CHRONIC OBSTRUCTIVE PULMONARY DISEASE 5A
A 72-year-old man with chronic obstructive pulmonary disease (COPD) presents to the emergency department with progressively worsening shortness of breath. Using 2 L/min of oxygen at home, he is usually able to walk around the house without limitation. Over the past 4 days, however, he has had increasing dyspnea on exertion and increased cough productive of thick green sputum. He has not had chest pain or worsening of his chronic mild ankle edema. He had smoked 2 packs of cigarettes daily for the past 50 years. Previous pulmonary function tests (PFTs) demonstrated a decreased forced expiratory volume in 1 second (FEV1) and FEV1/FVC (forced vital capacity) ratio. Physical examination shows tachycardia, tachypnea, and decreased breath sounds with diffuse wheezing bilaterally. Arterial blood gas (ABG) analysis shows acidemia from a partially compensated respiratory acidosis. He is placed on noninvasive positive-pressure ventilation with marked improvement of his acidemia.
What are the salient features of this patient’s problem? How do you think through his problem?
Salient features: Worsening dyspnea; change in cough and sputum; home oxygen use; 100 pack-year smoking history; obstructive pattern on spirometry; wheezing and respiratory distress; lower extremity edema; acidemia with partially compensated respiratory acidosis; improvement on noninvasive positive pressure ventilation
How to think through: This patient with COPD presents in respiratory distress. Already on oxygen at home, he has little pulmonary reserve. What test best assesses the severity of his pulmonary status? (ABGs.) His ABGs show acute respiratory acidosis, and noninvasive positive-pressure ventilation is initiated.
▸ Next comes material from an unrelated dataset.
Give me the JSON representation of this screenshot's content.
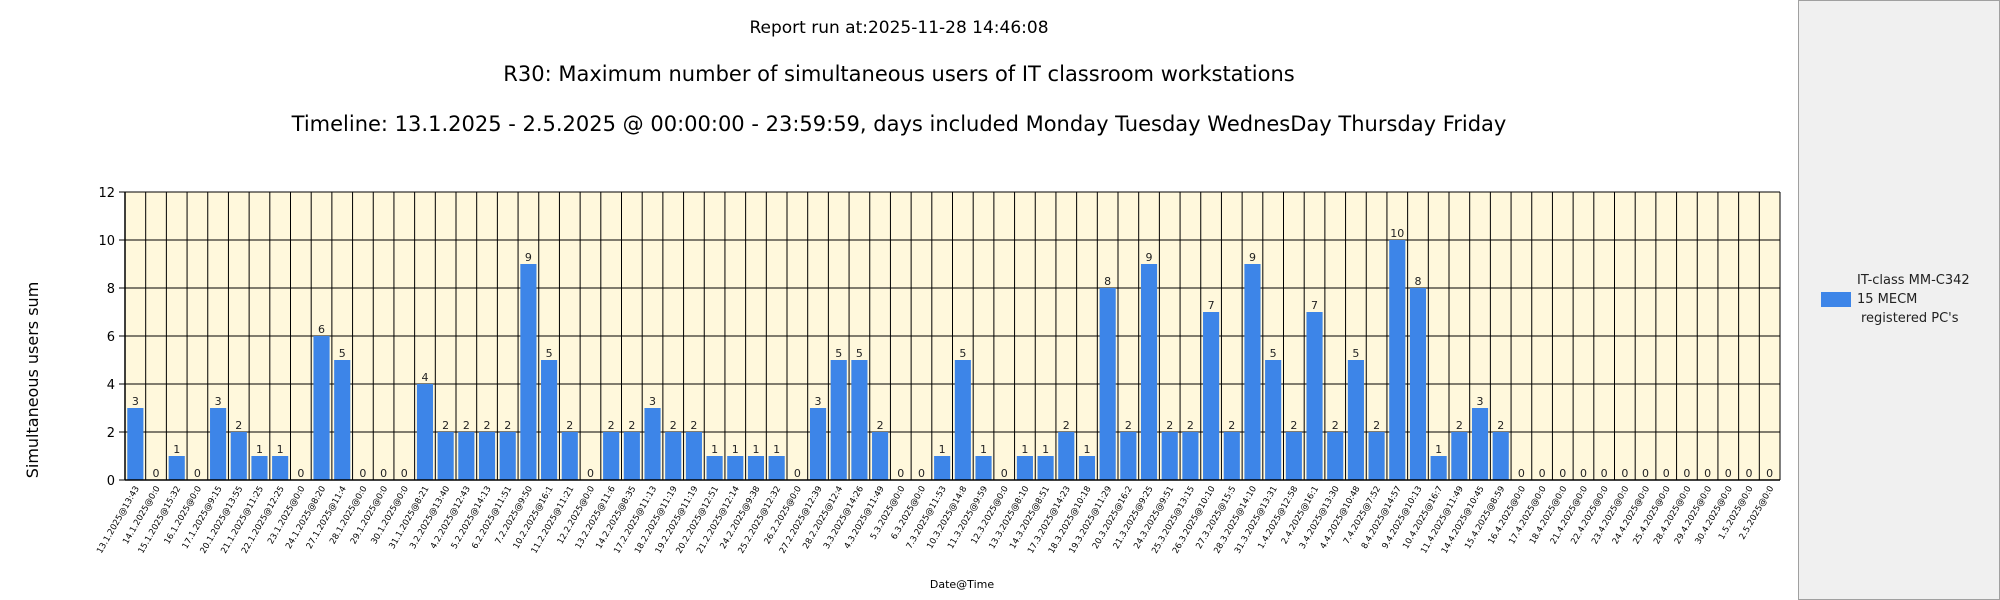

In addition to ventilatory support, what are the treatment priorities? (Corticosteroid, inhaled β-agonist, inhaled anticholinergic agents.) What clinical developments would necessitate transition to endotracheal intubation? (Altered mental status, failure to decrease PaCO2.) When the patient has recovered to baseline, what therapies decrease COPD exacerbations? (Smoking cessation, inhaled corticosteroids, influenza and pneumococcal vaccinations.) What other therapy decreases the mortality rate? (Home oxygen.)
CHRONIC OBSTRUCTIVE PULMONARY DISEASE 5B
What are the essentials of diagnosis and general considerations regarding chronic obstructive pulmonary disease?
Essentials of Diagnosis
History of cigarette smoking
Chronic cough, dyspnea, and sputum production
Rhonchi, decreased intensity of breath sounds, and prolonged expiration on physical examination
Airflow limitation on PFT
General Considerations
Airflow obstruction is caused by chronic bronchitis, emphysema, or both.
Obstruction is progressive and may be accompanied by airway hyperreactivity, which is partially reversible.
Chronic bronchitis is characterized by excessive mucous secretions with productive cough for 3 months or more in at least 2 consecutive years.
Emphysema is abnormal enlargement of air spaces distal to terminal bronchiole with destruction of bronchial walls without fibrosis.
Cigarette smoking is the most important cause; 80% of patients have tobacco smoke exposure.